Although far from a microcosm of the UK population as a whole, the Tories are no longer a party purely of the elite or, at the very least, the upper middle class. They are also less uniformly white than they were a couple of decades ago – at least at the parliamentary level. Moreover, at the level of the grassroots, there are arguably more opportunities for members to participate in decisions than there used to be, most obviously, when it comes to choosing their party’s leader.
All this was evidenced in the leadership contest held by the party in the summer of 2022, during which commentators from around the world remarked on the fact that both female candidates and candidates from ethnic minorities were well represented in the initial, parliamentary stage of the race. One, which was followed by a full membership ballot that gave the grassroots a choice between the incumbent Foreign Secretary Liz Truss and Rishi Sunak who had just resigned as Chancellor of the Exchequer. When Truss was finally forced to resign after two unsuccessful months in office, Sunak replaced her.

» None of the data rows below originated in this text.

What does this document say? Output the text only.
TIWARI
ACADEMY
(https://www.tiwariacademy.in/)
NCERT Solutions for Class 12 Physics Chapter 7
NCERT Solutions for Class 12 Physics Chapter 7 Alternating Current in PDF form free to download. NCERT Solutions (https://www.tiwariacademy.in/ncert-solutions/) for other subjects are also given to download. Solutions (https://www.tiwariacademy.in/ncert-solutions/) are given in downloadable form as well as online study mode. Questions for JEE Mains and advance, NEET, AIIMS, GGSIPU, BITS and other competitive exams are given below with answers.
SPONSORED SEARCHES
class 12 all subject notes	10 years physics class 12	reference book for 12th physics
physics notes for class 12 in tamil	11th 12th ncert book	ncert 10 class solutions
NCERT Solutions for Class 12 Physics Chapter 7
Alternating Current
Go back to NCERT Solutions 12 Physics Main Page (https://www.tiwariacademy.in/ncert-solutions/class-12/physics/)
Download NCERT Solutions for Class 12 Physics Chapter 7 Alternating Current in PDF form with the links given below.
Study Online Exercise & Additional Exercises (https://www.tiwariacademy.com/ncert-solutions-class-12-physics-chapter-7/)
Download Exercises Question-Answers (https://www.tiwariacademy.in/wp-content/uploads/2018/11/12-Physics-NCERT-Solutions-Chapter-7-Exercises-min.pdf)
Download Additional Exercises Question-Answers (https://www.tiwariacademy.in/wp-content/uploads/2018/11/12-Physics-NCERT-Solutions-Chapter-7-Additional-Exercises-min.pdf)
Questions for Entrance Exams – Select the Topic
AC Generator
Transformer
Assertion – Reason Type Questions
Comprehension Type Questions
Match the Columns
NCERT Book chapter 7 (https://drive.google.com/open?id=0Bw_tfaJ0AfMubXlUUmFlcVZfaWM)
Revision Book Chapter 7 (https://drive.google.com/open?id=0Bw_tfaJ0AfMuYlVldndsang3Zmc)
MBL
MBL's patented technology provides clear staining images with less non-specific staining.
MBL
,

These changes have not, however, produced a Conservative Party which can be said to be as diverse or, indeed, as internally democratic as its main competitors – the Labour Party, the Liberal Democrats, or the Scottish Nationalist Party. All of which can boast of being more demographically representative than the Tories. How much this advantages them and disadvantages the Tories, though, remains a moot point and one reason, perhaps, why the Conservative Party is arguably neither as concerned about diversity nor as representative as many might think.